When it comes to preventing hearing loss, there are some smart steps people can take. One of the most common suggestions is to wear hearing protection when you know you’ll be exposed to loud noises. However, these products aren’t perfect.
There’s currently a large lawsuit against earplug manufacturer 3M. Thousands of veterans and service members have experienced hearing loss as a result of using defective 3M Combat Arms Earplugs during trainings and service. They were using earplugs that they thought were blocking out dangerous levels of noise, when the earplugs were actually less effective than promised.
In other words, even with the right hearing protection, you still have to be cautious about what you expose yourself to. Avoiding loud noises altogether is the best policy.

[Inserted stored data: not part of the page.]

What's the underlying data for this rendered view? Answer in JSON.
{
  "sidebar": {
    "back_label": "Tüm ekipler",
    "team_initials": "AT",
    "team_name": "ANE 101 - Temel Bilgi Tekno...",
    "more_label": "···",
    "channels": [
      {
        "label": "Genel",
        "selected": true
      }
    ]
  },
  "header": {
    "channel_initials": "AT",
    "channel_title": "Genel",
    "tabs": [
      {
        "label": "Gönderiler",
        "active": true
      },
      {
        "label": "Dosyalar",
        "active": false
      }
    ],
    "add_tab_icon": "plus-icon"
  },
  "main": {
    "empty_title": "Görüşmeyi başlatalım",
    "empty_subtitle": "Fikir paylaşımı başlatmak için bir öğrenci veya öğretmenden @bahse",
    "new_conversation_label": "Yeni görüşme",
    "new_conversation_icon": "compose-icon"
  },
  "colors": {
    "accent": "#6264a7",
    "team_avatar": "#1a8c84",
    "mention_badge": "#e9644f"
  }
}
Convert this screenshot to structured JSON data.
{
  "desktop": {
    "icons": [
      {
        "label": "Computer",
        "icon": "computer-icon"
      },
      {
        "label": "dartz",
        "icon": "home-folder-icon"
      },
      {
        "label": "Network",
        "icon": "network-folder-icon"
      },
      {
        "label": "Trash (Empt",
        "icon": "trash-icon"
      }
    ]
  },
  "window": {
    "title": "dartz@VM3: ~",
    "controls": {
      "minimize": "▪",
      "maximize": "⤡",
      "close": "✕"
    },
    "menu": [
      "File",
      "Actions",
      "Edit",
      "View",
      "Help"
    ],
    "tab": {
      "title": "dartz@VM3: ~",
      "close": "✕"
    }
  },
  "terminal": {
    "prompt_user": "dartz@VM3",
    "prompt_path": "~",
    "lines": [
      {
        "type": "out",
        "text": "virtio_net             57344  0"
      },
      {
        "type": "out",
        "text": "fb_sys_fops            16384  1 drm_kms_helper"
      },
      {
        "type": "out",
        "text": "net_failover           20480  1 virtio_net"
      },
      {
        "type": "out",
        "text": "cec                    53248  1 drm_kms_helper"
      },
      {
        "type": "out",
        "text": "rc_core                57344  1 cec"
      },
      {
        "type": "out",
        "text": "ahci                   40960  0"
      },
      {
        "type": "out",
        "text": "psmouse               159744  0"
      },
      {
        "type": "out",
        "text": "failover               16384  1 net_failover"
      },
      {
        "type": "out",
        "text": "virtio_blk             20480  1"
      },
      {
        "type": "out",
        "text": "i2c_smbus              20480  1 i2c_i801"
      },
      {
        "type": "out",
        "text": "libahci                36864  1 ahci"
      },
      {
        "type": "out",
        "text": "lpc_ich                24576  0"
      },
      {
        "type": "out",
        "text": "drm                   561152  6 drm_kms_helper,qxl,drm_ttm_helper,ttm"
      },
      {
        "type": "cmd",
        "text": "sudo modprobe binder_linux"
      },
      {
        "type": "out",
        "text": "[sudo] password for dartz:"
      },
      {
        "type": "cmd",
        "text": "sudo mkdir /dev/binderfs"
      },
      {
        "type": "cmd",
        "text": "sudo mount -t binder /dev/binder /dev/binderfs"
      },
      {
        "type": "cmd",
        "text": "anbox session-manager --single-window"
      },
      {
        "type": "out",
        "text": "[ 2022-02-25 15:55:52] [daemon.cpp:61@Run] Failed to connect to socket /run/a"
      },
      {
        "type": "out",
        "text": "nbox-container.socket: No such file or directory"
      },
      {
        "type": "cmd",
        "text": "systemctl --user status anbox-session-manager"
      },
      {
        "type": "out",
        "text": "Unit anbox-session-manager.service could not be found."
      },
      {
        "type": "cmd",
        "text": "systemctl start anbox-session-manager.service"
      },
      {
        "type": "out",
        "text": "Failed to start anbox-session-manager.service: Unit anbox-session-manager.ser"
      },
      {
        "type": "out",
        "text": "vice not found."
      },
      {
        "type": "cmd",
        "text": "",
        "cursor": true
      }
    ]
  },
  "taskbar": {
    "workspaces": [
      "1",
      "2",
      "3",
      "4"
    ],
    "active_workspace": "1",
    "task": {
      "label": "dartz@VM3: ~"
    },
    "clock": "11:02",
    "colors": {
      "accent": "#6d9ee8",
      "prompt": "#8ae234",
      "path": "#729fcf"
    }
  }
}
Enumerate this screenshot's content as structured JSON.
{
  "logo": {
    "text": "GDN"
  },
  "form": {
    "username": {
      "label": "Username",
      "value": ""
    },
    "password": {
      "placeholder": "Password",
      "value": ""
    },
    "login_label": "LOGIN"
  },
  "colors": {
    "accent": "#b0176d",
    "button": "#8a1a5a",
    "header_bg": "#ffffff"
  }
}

What to Do About Hearing Loss
If you already have hearing loss, there are some steps you can take to lessen the consequences and lessen the symptoms. Here are a few recommended steps to take:
- See a Doctor
You might be able to connect the dots and self-diagnose hearing loss, but you don’t have the medical expertise to determine what’s causing the hearing loss. Make sure you see a doctor to get a proper diagnosis and course of action.
- Remove Wax Buildup
It’s entirely possible that your hearing loss is partially or totally caused by wax buildup inside the ear canal. Have your doctor clean out your ears. If nothing else, it’ll lead to a slight improvement.
- Get Hearing Aids
Hearing aid technology has improved significantly over the last five years. Many of them are largely invisible to the naked eye. They’re also highly effective. Speak with your doctor about your options.
- Consider Procedures
If your doctor can identify a specific issue, he or she may recommend a procedure to correct or improve hearing. In severe cases, a cochlear implant may be an option.
- Prevent Further Damage
Hearing loss occurs on a scale. If you already have some damage, it’s important that you prevent further damage from occurring. This means avoiding environments where hearing damage is likely to occur – like fireworks shows, shooting ranges, concerts, and airstrips. And if you ever do find yourself in close proximity to loud sounds, proper hearing protection is a must.
Stop Taking Your Hearing for Granted
As anyone who has struggled with hearing loss – temporary or chronic – knows, it’s frustrating to live in a world where you can’t hear voices and sounds in the same capacity as everyone else. Don’t learn this lesson the hard way. Take care of your hearing today so you can enjoy life the way it’s meant to be lived.